Whilst there are graduations of view, I think one could describe it as an emerging consensus that we need to try and do more. We need to be a bit more creative, and if all we do is do everything that we've done in the past, we might not get a successful outcome.
So we've seen the United States review. Australia's also been looking at what more we can do. In addition to a conversation with Secretary Clinton about Burma, I also had a conversation with Kurt Campbell, the Assistant Secretary of State who has the day-to-day running of this matter.
We agreed that we'll have a more substantive conversation in a few weeks time.
So we're looking at what Australia can do to assist that process. We have a longstanding view about a return to democracy, the release of Aung San Suu Kyi, the release of political prisoners, and we've been sceptical about the proposed election process.
So we'll work closely with the United States and with our ASEAN colleagues. When I was at the ASEAN Regional Forum in Thailand a couple of months ago, it was also clearly an emerging view in ASEAN that ASEAN itself had to do more to help.
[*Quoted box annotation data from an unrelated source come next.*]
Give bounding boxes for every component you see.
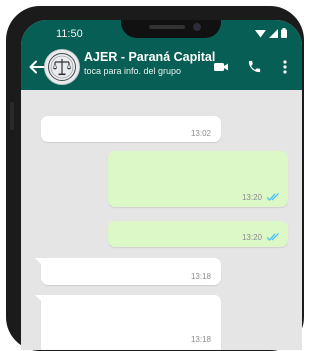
bubble-tail: [35, 295, 43, 303]
double-check-icon: [266, 193, 279, 201]
video-call-icon[interactable]: [213, 59, 229, 75]
phone-side-button: [10, 102, 14, 130]
status-bar: 11:50: [21, 20, 302, 46]
chat-area[interactable]: 13:02 13:20 13:20 13:18 13:18: [21, 90, 302, 350]
battery-icon: [281, 28, 287, 38]
double-check-icon: [266, 233, 279, 241]
group-info-hint[interactable]: toca para info. del grupo: [84, 66, 181, 76]
message-time: 13:20: [241, 233, 262, 242]
speaker: [149, 25, 185, 29]
group-avatar[interactable]: [44, 49, 80, 85]
signal-icon: [269, 28, 278, 38]
more-vertical-icon[interactable]: [282, 59, 288, 75]
message-bubble-incoming[interactable]: 13:18: [35, 258, 221, 285]
message-time: 13:18: [190, 272, 211, 281]
message-bubble-outgoing[interactable]: 13:20: [108, 151, 288, 207]
bubble-tail: [35, 258, 43, 266]
phone-frame: 11:50 AJER - Paraná Capital toca para in…: [6, 6, 304, 351]
message-time: 13:02: [190, 129, 211, 138]
scales-of-justice-icon: [48, 53, 76, 81]
status-time: 11:50: [56, 28, 83, 40]
message-time: 13:18: [190, 335, 211, 344]
group-name[interactable]: AJER - Paraná Capital: [84, 50, 215, 64]
phone-call-icon[interactable]: [247, 59, 262, 74]
message-bubble-incoming[interactable]: 13:18: [35, 295, 221, 350]
status-icons: [255, 28, 287, 38]
message-time: 13:20: [241, 193, 262, 202]
chat-header: AJER - Paraná Capital toca para info. de…: [21, 46, 302, 90]
notch: [121, 20, 221, 38]
wifi-icon: [255, 29, 266, 37]
message-bubble-incoming[interactable]: 13:02: [41, 116, 221, 142]
front-camera: [193, 23, 201, 31]
message-bubble-outgoing[interactable]: 13:20: [108, 221, 288, 247]
phone-screen: 11:50 AJER - Paraná Capital toca para in…: [21, 20, 302, 350]
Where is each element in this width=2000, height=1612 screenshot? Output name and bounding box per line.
All of these developments, I think, are very good things.
QUESTION: And Mrs Clinton clearly believes that ASEAN has to take a lead role?
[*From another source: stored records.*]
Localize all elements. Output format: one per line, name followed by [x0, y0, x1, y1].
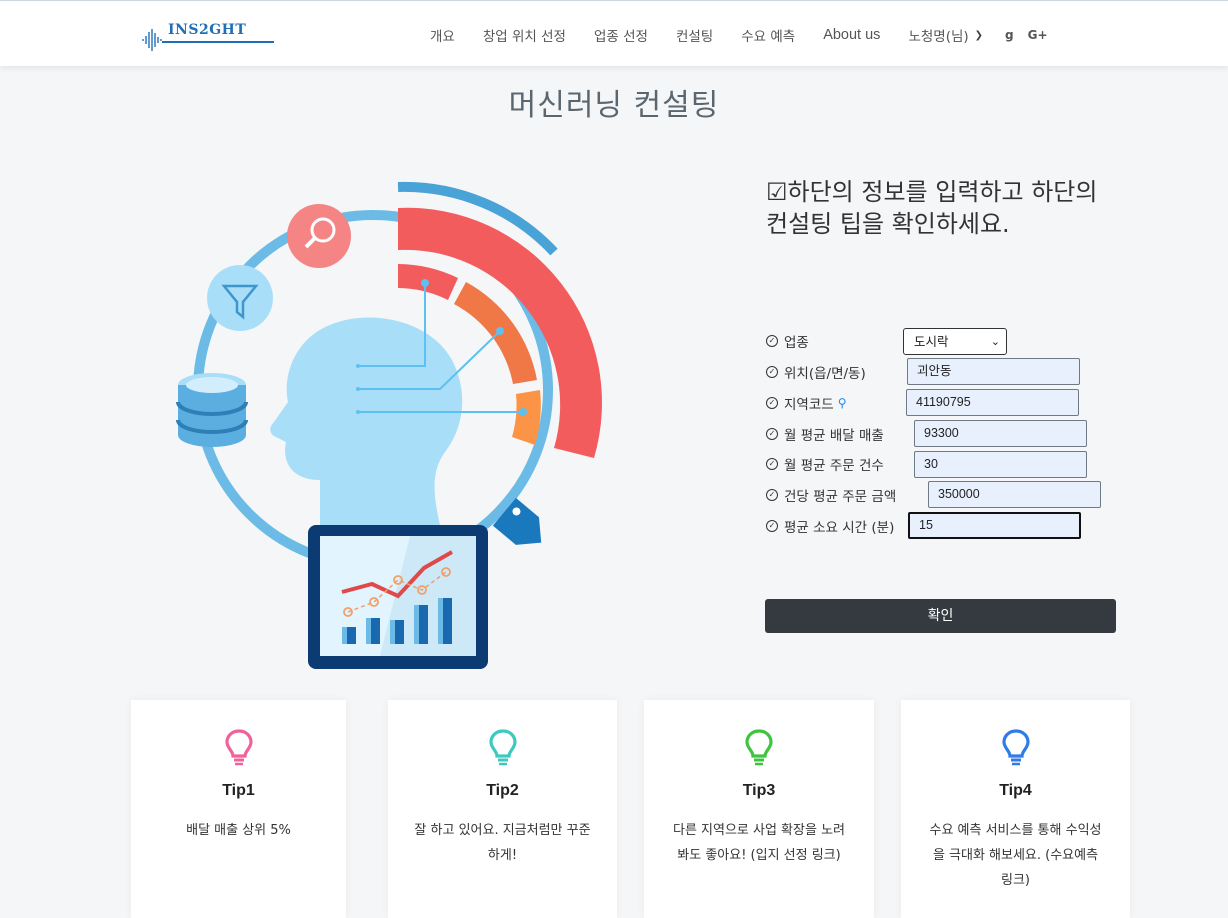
check-circle-icon: ✓	[766, 397, 778, 409]
sound-wave-icon	[142, 29, 162, 51]
avg-order-amount-input[interactable]: 350000	[928, 481, 1101, 508]
instruction-text: ☑하단의 정보를 입력하고 하단의 컨설팅 팁을 확인하세요.	[766, 178, 1098, 238]
row-business-type: ✓ 업종	[766, 328, 809, 354]
row-avg-order-amount: ✓ 건당 평균 주문 금액	[766, 482, 896, 508]
lightbulb-icon	[745, 729, 773, 766]
row-monthly-sales: ✓ 월 평균 배달 매출	[766, 421, 884, 447]
tip-title: Tip4	[999, 782, 1032, 799]
tip-title: Tip3	[742, 782, 776, 799]
chevron-down-icon: ⌄	[990, 335, 1000, 348]
nav-menu: 개요 창업 위치 선정 업종 선정 컨설팅 수요 예측 About us 노청명…	[430, 25, 1062, 45]
row-location: ✓ 위치(읍/면/동)	[766, 359, 866, 385]
tip-card-4: Tip4 수요 예측 서비스를 통해 수익성을 극대화 해보세요. (수요예측링…	[901, 700, 1130, 918]
nav-item-about-us[interactable]: About us	[823, 27, 880, 43]
tip-text: 배달 매출 상위 5%	[186, 823, 291, 838]
check-circle-icon: ✓	[766, 489, 778, 501]
ml-consulting-illustration	[176, 181, 602, 669]
nav-item-overview[interactable]: 개요	[430, 25, 455, 45]
logo[interactable]: INS2GHT	[142, 19, 278, 55]
tip-text[interactable]: 수요 예측 서비스를 통해 수익성을 극대화 해보세요. (수요예측링크)	[927, 818, 1104, 893]
row-avg-time: ✓ 평균 소요 시간 (분)	[766, 513, 894, 539]
check-circle-icon: ✓	[766, 366, 778, 378]
label-avg-order-amount: 건당 평균 주문 금액	[784, 489, 897, 505]
tip-text: 잘 하고 있어요. 지금처럼만 꾸준하게!	[414, 823, 591, 863]
lightbulb-icon	[1001, 729, 1030, 766]
nav-item-consulting[interactable]: 컨설팅	[676, 25, 713, 45]
location-input[interactable]: 괴안동	[907, 358, 1080, 385]
logo-text: INS2GHT	[168, 22, 247, 38]
tip-card-3: Tip3 다른 지역으로 사업 확장을 노려봐도 좋아요! (입지 선정 링크)	[644, 700, 874, 918]
chevron-down-icon: ❯	[974, 29, 984, 41]
label-location: 위치(읍/면/동)	[784, 366, 866, 382]
lightbulb-icon	[224, 729, 253, 766]
tip-card-2: Tip2 잘 하고 있어요. 지금처럼만 꾸준하게!	[388, 700, 617, 918]
label-avg-time: 평균 소요 시간 (분)	[784, 520, 895, 536]
check-circle-icon: ✓	[766, 520, 778, 532]
tip-title: Tip1	[222, 782, 255, 799]
label-area-code: 지역코드	[784, 397, 834, 413]
tip-title: Tip2	[486, 782, 519, 799]
logo-underline	[162, 41, 274, 43]
check-circle-icon: ✓	[766, 428, 778, 440]
label-business-type: 업종	[784, 335, 809, 351]
business-type-value: 도시락	[914, 334, 949, 349]
submit-button[interactable]: 확인	[765, 599, 1116, 633]
row-monthly-orders: ✓ 월 평균 주문 건수	[766, 451, 884, 477]
business-type-select[interactable]: 도시락 ⌄	[903, 328, 1007, 355]
avg-time-input[interactable]: 15	[908, 512, 1081, 539]
row-area-code: ✓ 지역코드 ⚲	[766, 390, 846, 416]
nav-item-business-type[interactable]: 업종 선정	[594, 25, 648, 45]
monthly-orders-input[interactable]: 30	[914, 451, 1087, 478]
nav-item-demand-forecast[interactable]: 수요 예측	[741, 25, 795, 45]
label-monthly-orders: 월 평균 주문 건수	[784, 458, 884, 474]
social-link-google-plus[interactable]: G+	[1028, 28, 1048, 42]
area-code-input[interactable]: 41190795	[906, 389, 1079, 416]
monthly-sales-input[interactable]: 93300	[914, 420, 1087, 447]
search-icon[interactable]: ⚲	[838, 396, 847, 410]
lightbulb-icon	[488, 729, 517, 766]
user-menu[interactable]: 노청명(님) ❯	[908, 25, 983, 45]
tip-text[interactable]: 다른 지역으로 사업 확장을 노려봐도 좋아요! (입지 선정 링크)	[670, 818, 848, 868]
label-monthly-sales: 월 평균 배달 매출	[784, 428, 884, 444]
navbar: INS2GHT 개요 창업 위치 선정 업종 선정 컨설팅 수요 예측 Abou…	[0, 0, 1228, 66]
check-circle-icon: ✓	[766, 458, 778, 470]
check-circle-icon: ✓	[766, 335, 778, 347]
tip-card-1: Tip1 배달 매출 상위 5%	[131, 700, 346, 918]
page-title: 머신러닝 컨설팅	[508, 88, 720, 123]
nav-item-location[interactable]: 창업 위치 선정	[483, 25, 566, 45]
social-link-g[interactable]: g	[1005, 28, 1014, 42]
user-name: 노청명(님)	[908, 29, 969, 45]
STEPHEN SMITH: And Burma of course is a member of ASEAN, is a neighbour, and as a consequence, often the most influential people are people in your neighbourhood, in your region.
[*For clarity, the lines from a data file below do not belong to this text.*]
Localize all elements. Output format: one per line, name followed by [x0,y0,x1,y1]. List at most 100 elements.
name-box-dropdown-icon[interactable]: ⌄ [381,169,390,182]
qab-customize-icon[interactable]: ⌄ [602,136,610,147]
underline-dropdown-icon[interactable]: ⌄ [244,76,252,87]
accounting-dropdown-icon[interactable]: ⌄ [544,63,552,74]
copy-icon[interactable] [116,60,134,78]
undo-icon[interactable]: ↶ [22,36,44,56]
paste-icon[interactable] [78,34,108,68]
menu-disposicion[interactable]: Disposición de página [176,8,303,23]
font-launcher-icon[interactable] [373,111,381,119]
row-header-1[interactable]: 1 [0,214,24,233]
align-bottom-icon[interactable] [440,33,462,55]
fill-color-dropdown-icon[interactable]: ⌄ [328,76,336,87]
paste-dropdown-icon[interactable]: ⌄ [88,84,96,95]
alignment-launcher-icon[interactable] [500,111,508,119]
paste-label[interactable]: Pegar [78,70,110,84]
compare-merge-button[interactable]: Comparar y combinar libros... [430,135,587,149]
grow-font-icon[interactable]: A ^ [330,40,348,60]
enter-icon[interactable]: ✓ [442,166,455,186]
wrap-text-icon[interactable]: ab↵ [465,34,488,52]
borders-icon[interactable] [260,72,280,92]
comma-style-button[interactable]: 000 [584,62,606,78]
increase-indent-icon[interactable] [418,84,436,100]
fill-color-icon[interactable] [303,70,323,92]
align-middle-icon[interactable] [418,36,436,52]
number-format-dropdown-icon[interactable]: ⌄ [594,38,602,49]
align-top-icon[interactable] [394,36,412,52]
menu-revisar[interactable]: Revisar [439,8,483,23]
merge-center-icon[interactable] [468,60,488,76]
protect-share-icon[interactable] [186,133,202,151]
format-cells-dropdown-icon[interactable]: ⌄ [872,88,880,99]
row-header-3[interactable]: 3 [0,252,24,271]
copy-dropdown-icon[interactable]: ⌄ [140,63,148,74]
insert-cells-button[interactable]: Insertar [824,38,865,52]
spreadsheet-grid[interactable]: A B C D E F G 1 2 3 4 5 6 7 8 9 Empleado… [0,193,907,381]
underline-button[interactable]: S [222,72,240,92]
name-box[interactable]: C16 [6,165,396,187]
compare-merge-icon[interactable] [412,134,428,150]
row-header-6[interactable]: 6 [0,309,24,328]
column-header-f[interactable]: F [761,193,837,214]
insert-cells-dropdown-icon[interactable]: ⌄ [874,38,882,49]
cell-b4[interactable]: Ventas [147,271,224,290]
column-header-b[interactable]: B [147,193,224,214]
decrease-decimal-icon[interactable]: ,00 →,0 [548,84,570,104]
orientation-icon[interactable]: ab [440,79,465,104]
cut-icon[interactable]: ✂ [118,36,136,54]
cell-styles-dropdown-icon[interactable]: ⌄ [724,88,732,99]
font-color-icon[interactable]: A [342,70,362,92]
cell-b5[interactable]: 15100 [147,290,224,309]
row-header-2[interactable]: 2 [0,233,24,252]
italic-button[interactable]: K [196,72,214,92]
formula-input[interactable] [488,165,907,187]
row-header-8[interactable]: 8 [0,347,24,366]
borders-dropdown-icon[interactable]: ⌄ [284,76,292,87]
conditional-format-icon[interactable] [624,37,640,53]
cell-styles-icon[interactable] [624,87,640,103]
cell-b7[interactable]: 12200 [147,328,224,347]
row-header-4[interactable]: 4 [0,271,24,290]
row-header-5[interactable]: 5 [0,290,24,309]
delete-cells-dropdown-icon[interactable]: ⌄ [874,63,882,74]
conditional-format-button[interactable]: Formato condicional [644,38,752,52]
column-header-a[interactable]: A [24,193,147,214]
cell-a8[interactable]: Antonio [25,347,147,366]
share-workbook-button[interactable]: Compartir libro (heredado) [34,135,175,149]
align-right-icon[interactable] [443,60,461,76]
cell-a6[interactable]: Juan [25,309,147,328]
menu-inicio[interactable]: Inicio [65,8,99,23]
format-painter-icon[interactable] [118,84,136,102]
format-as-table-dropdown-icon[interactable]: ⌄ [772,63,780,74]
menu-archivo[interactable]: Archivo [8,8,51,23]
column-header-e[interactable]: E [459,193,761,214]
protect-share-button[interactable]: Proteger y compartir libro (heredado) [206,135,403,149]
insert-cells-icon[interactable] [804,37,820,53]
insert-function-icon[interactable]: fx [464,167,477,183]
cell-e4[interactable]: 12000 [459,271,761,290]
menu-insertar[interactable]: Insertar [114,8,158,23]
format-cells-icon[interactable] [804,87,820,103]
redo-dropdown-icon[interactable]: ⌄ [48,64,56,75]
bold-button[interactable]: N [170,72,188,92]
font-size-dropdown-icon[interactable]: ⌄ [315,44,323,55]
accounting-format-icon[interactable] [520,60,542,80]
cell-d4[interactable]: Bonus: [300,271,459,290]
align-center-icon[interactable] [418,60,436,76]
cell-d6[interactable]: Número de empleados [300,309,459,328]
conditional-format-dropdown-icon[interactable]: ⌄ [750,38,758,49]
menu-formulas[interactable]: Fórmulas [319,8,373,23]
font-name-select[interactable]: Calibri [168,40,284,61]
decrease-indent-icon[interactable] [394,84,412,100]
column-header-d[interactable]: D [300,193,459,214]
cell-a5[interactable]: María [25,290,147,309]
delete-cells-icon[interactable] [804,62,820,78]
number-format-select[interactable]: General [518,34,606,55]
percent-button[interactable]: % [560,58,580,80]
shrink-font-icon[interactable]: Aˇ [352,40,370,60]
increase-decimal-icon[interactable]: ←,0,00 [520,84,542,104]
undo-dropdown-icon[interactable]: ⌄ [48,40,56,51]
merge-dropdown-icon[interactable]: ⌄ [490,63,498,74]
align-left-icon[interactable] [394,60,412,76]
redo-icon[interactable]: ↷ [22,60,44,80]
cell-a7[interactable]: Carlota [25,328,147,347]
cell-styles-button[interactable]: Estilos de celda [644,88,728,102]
So the international community does look to our friends in ASEAN to be working positively and productively. Whether it's Indonesia, Thailand within ASEAN itself or whether it's China or India, the neighbourhood, the region, in our view has a responsibility to assist.
But we need to just look at what more we can do to try and, in a sense, break through what's been a longstanding debilitating position so far as the regime's concerned.
QUESTION: And any thought of sending delegations, sending any Australian senior figures to try to make some new ground?
STEPHEN SMITH: Parliamentary Secretary Bob McMullan did go to Burma, to Rangoon in the aftermath of Cyclone Nargis where Australia, together with the international community, made a very generous contribution to assist in that humanitarian effort. But what we'll do will be done in conjunction and in coordination with the United States, with ASEAN and also with the Secretary-General, who of course has his own Special Representative, Ambassador Gambari. But we are open-minded and we certainly want to help.
One particular area we've been looking at is whether it's possible for us to do something on the development assistance side. We have always been generous in terms of humanitarian assistance. We've never wanted to do anything which would not assist the ordinary Burmese people, and so we've been generous with humanitarian assistance.
We're having a look at whether it might be appropriate for us to move into genuine development assistance, particularly in some of the social areas. But there are obviously risks associated with that and we'll do that in consultation with our like-minded friends.
QUESTION: Staying sort of in that general region, Thailand and Cambodia are experiencing considerable difficulties. How concerned are you about that situation?
STEPHEN SMITH: We're always concerned when two of our friends get themselves into a state of difficulty or tension. I haven't had the opportunity within APEC of course to speak to my Cambodian counterpart. I had a conversation with my Thai counterpart, Foreign Minister Kasit, and I made the point that we of course want Thailand and Cambodia to resolve this issue amicably. We don't want to see any escalation.
The particular issue which is causing the current tension of course follows on quite quickly from the dispute over the Temple. So there have been a couple of difficult issues between Thailand and Cambodia and we hope very much that they can resolve them amicably and together. And certainly that is the view also of their ASEAN colleagues.